Müzede beş bine yakın kitre bebek var demiştim ya, size biraz da onlardan bahsedeyim.
Bu bebeklere kitre bebek denmesinin nedeni; Anadolu’da yetişen, geven bitkisinin gövdelerinden sızan sütten elde edilen bir tür zamk. Dikenli bir bitki olan bu bitkinin fotoğrafını yanda görebilirsiniz.
Bebeklerin bir kısmı girişin altındaki mağaralarda sergileniyor. Bir kısmı da birinci kattaki salonda. Salonun zeminindeki eski ahşap döşeme üzerinde yürüdükçe size neler neler anlatıyor. Bebeklerin üzerindeki işlemere bakmaya doyamıyor insan.
.
.
Buradaki bebeklerin bir hikayesi olduğu gibi onların da bize anlattığı hikayeler var. Canlandırdıkları karakterler, üzerilerindeki giysilerin detayları, bazılarının takıları, bazılarınınsa yırtık çorapları, kanlı bedenleriyle anlattıkları hikayeler… Bu bebeklerden, müzeden fotoğraflar paylaşıyorum ben de burada ama gereçten bazı şeyleri anlatmaya fotoğraflar da yetmiyor. Hatta öyle ki bu müzeyi kuru kuruya gezmek de yetmiyor. Bir kere bu Müzeyi gezmek zaman alıyor. Çünkü dediğim gibi buradaki bebeklerin hikayeleri var ve Serkan gelen ziyaretçilere bıkmadan, usanmadan, sabırla özenle bu hikayeleri anlatmaya devam ediyor.
Tüm bu bebeklerin yaratıcısı Sibel Abla (Radiye Gül), beni bebekleri yaptığı atölyesini gezdiriyor. Çeşit çeşit kumaşlar, boncuklar, iplikler… O kadar ince işçilik var ki bebeklerde, hayran olmamak mümkün değil. Bebeklerin burunları bile değişik biliyor musunuz. Radiye Gül’ün sanatı bebeklerle de sınırlı değil, dikmiş olduğu kaftanlar, üzerinde çalıştığı heykeller de sanatının bir parçası.
Bu müzeyi gezeceklere önerim, müzeyi gezdikten sonra şu terasta oturup, bir süre sessizce duyduklarını, gördüklerini sindirebilmek için kendilerine zaman tanımaları. Biliyorum çok zor… daha gezilip “tik”lenecek çok yer, çekilecek ve “HEMEN” paylaşılacak çok fotoğraf var belki ama bir yeri sindirmek, bazen bin yeri gezmeye bedel olabiliyor. Bu müze de öyle bir müze işte. Bebeklerin hikayeleri kadar, müzenin sakladığı hikayeler de sizi bambaşka yerlere taşıyabiliyor. Bazen çocukluğunuzdaki macuncunun yanına, bazen Kurtuluş Savaşı’nda bir revire ya da nahıl adetinin içinde buluyorsunuz kendinizi. Müzenin varoluş hikayeleri de cabası…

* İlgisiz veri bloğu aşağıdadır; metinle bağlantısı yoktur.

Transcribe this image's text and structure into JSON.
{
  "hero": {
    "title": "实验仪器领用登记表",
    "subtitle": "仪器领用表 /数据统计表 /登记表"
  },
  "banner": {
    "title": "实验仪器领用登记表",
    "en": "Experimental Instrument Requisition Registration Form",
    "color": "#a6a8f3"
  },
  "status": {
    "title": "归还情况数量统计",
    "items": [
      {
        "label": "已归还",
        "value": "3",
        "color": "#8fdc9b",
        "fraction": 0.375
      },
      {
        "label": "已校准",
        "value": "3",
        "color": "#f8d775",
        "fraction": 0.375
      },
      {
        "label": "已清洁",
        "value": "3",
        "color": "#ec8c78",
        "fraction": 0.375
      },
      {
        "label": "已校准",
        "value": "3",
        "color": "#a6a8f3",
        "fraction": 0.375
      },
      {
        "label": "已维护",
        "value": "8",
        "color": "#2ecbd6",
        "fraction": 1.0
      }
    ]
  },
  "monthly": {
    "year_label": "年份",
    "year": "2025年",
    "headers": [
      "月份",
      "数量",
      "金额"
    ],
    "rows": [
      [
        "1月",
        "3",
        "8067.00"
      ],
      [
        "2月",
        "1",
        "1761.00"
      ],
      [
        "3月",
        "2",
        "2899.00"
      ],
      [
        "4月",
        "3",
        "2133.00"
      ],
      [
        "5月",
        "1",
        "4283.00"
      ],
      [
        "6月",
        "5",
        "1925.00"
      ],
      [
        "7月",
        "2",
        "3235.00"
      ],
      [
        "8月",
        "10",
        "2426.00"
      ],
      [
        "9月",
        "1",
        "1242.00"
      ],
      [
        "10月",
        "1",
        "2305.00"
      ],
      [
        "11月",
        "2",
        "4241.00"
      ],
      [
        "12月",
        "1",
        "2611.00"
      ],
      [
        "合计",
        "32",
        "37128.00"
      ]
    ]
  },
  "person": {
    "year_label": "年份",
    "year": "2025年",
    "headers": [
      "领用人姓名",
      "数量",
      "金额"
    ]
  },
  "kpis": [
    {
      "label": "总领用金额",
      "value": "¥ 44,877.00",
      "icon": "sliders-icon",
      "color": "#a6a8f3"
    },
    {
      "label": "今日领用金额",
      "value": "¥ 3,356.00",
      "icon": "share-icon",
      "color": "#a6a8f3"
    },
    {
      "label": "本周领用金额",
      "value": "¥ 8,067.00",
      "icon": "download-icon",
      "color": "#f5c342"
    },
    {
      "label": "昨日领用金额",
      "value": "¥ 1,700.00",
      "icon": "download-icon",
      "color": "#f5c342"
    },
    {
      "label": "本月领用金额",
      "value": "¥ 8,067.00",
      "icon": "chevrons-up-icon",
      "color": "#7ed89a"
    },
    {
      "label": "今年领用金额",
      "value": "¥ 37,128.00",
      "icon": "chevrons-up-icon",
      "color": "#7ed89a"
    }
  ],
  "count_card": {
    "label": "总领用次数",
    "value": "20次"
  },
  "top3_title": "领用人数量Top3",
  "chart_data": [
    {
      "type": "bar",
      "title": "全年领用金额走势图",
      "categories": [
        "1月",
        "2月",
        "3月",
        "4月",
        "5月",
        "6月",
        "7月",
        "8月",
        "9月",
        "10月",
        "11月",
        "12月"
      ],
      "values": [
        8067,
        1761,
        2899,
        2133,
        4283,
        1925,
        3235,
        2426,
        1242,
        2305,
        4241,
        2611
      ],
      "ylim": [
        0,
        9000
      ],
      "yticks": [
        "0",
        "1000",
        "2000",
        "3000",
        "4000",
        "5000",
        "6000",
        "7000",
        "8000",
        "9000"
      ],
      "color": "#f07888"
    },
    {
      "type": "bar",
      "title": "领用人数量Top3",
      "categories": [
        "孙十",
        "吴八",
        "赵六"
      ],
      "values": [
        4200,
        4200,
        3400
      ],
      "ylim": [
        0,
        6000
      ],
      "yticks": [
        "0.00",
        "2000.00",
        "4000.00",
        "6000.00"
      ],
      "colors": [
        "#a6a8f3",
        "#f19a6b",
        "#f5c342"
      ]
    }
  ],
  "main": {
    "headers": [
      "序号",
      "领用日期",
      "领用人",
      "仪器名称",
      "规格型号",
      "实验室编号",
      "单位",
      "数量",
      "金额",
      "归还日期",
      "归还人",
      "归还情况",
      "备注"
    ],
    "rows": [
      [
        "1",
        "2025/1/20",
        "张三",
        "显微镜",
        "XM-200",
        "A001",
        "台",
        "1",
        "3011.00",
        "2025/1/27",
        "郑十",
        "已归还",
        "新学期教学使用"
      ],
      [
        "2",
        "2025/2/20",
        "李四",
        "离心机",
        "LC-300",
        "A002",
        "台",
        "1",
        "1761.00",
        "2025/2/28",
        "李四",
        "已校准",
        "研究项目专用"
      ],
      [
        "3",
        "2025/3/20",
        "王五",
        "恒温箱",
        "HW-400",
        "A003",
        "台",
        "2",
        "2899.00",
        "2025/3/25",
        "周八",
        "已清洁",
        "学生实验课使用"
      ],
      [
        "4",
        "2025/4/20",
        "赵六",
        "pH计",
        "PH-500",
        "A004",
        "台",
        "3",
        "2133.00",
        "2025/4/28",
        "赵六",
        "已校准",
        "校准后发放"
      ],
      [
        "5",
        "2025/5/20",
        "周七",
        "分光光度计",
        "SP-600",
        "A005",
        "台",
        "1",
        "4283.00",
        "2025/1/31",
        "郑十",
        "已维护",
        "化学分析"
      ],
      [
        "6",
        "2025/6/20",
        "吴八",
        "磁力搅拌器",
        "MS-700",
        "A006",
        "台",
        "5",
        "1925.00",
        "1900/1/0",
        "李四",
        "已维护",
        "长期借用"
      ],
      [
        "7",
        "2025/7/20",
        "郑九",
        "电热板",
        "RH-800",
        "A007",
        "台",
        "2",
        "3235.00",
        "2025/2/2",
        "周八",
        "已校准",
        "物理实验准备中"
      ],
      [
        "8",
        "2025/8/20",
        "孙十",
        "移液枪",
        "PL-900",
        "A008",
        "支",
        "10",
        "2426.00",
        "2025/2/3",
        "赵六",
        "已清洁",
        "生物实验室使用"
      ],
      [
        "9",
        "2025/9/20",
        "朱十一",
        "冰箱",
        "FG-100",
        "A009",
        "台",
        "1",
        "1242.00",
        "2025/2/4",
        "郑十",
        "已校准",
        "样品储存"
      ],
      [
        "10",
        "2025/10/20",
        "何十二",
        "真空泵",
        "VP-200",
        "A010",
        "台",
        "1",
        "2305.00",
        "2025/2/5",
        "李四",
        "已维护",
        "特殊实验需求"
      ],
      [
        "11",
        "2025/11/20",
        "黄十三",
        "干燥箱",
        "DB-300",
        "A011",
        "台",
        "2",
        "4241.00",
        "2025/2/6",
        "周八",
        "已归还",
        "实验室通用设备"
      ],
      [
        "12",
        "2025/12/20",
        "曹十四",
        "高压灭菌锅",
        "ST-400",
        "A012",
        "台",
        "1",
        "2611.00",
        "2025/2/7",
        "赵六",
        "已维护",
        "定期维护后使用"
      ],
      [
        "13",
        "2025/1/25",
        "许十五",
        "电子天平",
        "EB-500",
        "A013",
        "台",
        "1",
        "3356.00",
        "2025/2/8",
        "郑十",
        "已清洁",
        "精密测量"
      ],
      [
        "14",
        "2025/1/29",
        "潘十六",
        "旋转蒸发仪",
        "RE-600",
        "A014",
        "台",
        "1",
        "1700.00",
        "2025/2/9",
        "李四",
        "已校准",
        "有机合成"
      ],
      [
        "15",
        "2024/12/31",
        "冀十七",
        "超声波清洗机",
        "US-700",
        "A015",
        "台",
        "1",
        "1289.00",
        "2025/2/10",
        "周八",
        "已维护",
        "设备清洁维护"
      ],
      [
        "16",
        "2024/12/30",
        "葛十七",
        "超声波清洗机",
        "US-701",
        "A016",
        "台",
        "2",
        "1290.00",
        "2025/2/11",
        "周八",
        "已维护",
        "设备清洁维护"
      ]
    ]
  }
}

Burada kaldığım sürece, müzeye 5dk’da şöyle bir gezip çıkanı da gördüm, Serkan’ın rehberliğinde dakikalarca gezenini de. Tabi bir taraftan da ilgi meselesi… Onun için sıkılanı da kınayacak değilim. Yine de bu bebeklere bakıp, onlardaki el işçiliğini emeği görememek büyük kayıp bence. İnsanın nereye, nasıl bakacağı, anlamı nerede aradığı -ya da anlam aramak gibi bir derdinin olup olmadığı- da önemli. Bağlantılarla düşünmek, bağlantıları nasıl kurduğumuza bağlı olarak bize tüm bunlardan bağımsız bir hikaye yazmamıza bile neden olabilir. Tıpkı fotoğraf çekmek gibi. Kimi sadece gördüğü şeyin fotoğrafını çeker, kimi düşündüğü, hayal ettiği şeyin fotoğrafını… Bazısı da çektiği fotoğraftaki hikayeyi görür veya onunla yeni bir hikaye yazar.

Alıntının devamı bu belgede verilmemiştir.